The OBBBA also addresses changes in charitable deductions. For taxpayers who itemize their deductions, donations will only qualify as charitable if they exceed 0.5% of the taxpayer’s adjusted gross income. For taxpayers who do not itemize their deductions, the OBBBA allows them to take the standard deduction and claim a charitable deduction of up to $1,000 for single filers and $2,000 for joint filers.
“The One Big Beautiful Bill Act presents a unique opportunity for high-net worth taxpayers to reassess their estate plans and make strategic decisions about gift giving and wealth transfer.”

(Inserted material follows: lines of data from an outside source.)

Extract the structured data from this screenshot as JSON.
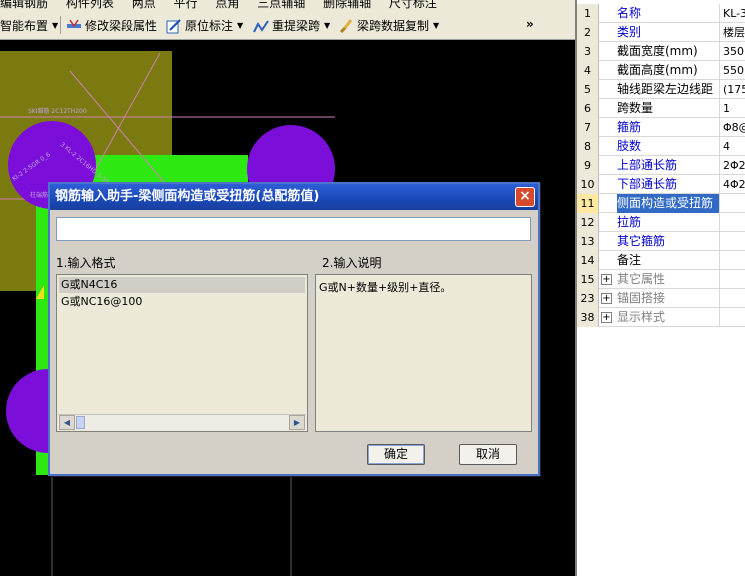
{
  "toolbar_top": {
    "items": [
      "编辑钢筋",
      "构件列表",
      "两点",
      "平行",
      "点角",
      "三点辅轴",
      "删除辅轴",
      "尺寸标注"
    ]
  },
  "toolbar": {
    "smart_layout": "智能布置",
    "modify_span_props": "修改梁段属性",
    "original_annotation": "原位标注",
    "reextract_span": "重提梁跨",
    "copy_span_data": "梁跨数据复制",
    "overflow": "»"
  },
  "canvas": {
    "labels": [
      "SKI雜筋 2C12TH200",
      "3 KL-2 2C16HD 5-35/3t",
      "BKI20 7t",
      "KI-2 2-5GR 0_6",
      "柱端筋"
    ]
  },
  "properties": {
    "rows": [
      {
        "num": "1",
        "name": "名称",
        "value": "KL-3",
        "blue": true
      },
      {
        "num": "2",
        "name": "类别",
        "value": "楼层",
        "blue": true
      },
      {
        "num": "3",
        "name": "截面宽度(mm)",
        "value": "350",
        "blue": false
      },
      {
        "num": "4",
        "name": "截面高度(mm)",
        "value": "550",
        "blue": false
      },
      {
        "num": "5",
        "name": "轴线距梁左边线距",
        "value": "(175",
        "blue": false
      },
      {
        "num": "6",
        "name": "跨数量",
        "value": "1",
        "blue": false
      },
      {
        "num": "7",
        "name": "箍筋",
        "value": "Φ8@",
        "blue": true
      },
      {
        "num": "8",
        "name": "肢数",
        "value": "4",
        "blue": true
      },
      {
        "num": "9",
        "name": "上部通长筋",
        "value": "2Φ2",
        "blue": true
      },
      {
        "num": "10",
        "name": "下部通长筋",
        "value": "4Φ2",
        "blue": true
      },
      {
        "num": "11",
        "name": "侧面构造或受扭筋",
        "value": "",
        "blue": false,
        "selected": true
      },
      {
        "num": "12",
        "name": "拉筋",
        "value": "",
        "blue": true
      },
      {
        "num": "13",
        "name": "其它箍筋",
        "value": "",
        "blue": true
      },
      {
        "num": "14",
        "name": "备注",
        "value": "",
        "blue": false
      },
      {
        "num": "15",
        "name": "其它属性",
        "value": "",
        "group": true
      },
      {
        "num": "23",
        "name": "锚固搭接",
        "value": "",
        "group": true
      },
      {
        "num": "38",
        "name": "显示样式",
        "value": "",
        "group": true
      }
    ]
  },
  "dialog": {
    "title": "钢筋输入助手-梁侧面构造或受扭筋(总配筋值)",
    "close": "×",
    "input_value": "",
    "format_label": "1.输入格式",
    "explain_label": "2.输入说明",
    "formats": [
      "G或N4C16",
      "G或NC16@100"
    ],
    "explanation": "G或N+数量+级别+直径。",
    "ok": "确定",
    "cancel": "取消"
  },
  "colors": {
    "olive": "#7a7a10",
    "purple": "#7b0fd9",
    "green": "#2ee812",
    "selection": "#316ac5"
  }
}
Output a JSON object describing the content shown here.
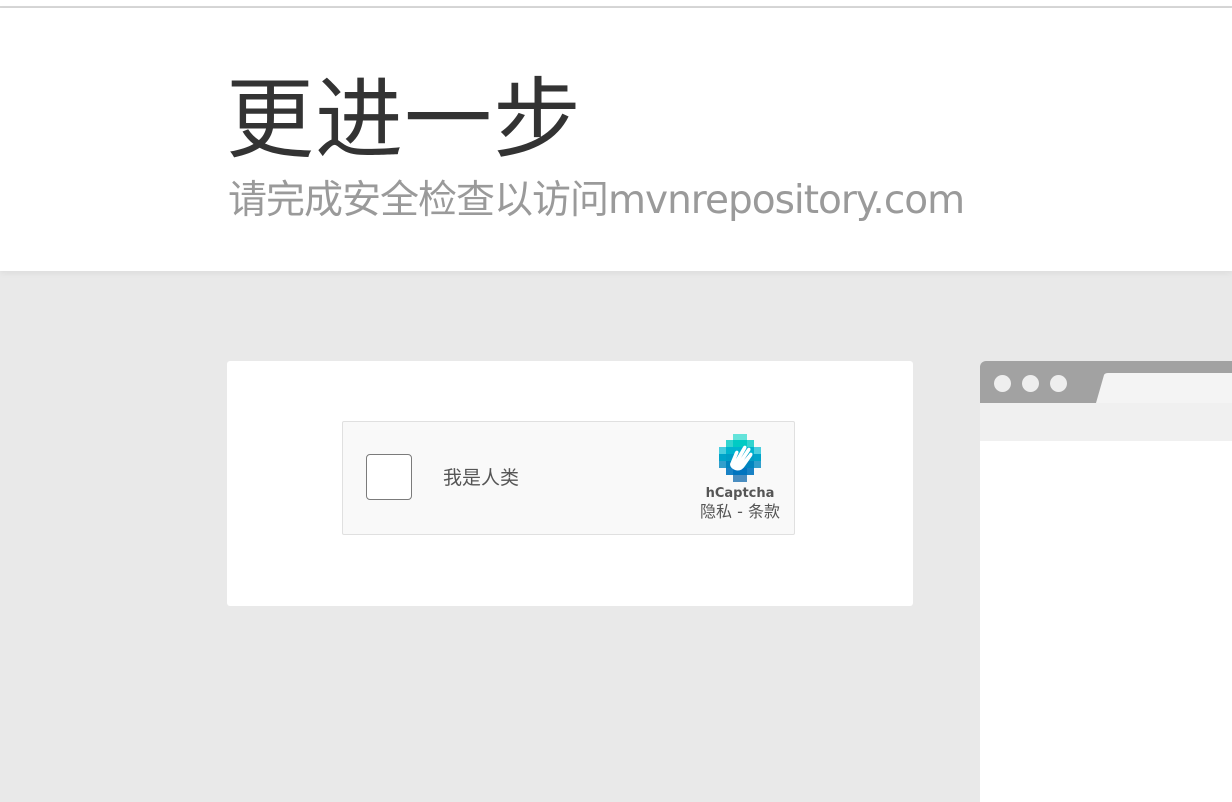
{
  "header": {
    "title": "更进一步",
    "subtitle": "请完成安全检查以访问mvnrepository.com"
  },
  "captcha": {
    "label": "我是人类",
    "brand": "hCaptcha",
    "privacy_link": "隐私",
    "separator": " - ",
    "terms_link": "条款",
    "checked": false,
    "logo_icon": "hcaptcha-hand-logo-icon"
  },
  "browser_illustration": {
    "icon": "browser-window-icon"
  },
  "colors": {
    "background": "#e9e9e9",
    "heading": "#333333",
    "subheading": "#9a9a9a",
    "logo_teal": "#00a9c9",
    "logo_blue": "#0074bf"
  }
}
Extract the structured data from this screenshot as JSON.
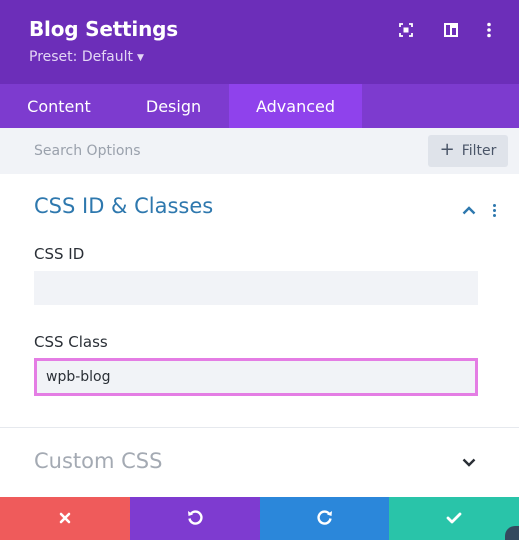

In conclusion, the OBBBA has far-reaching implications for estate planning, particularly in relation to federal estate tax and gift tax. Taxpayers must understand how this legislation will affect their current estate plan and future estate tax planning. By utilizing flexible trust vehicles, planning for the long term, and considering the impact of state estate and inheritance taxes, taxpayers can make the most of the opportunities presented by the OBBBA. As the tax landscape continues to evolve, it is essential for taxpayers to stay informed about new legislation and its implications. The OBBBA is a significant piece of legislation that affects various aspects of estate planning, and taxpayers must take proactive steps to understand its impact and plan accordingly.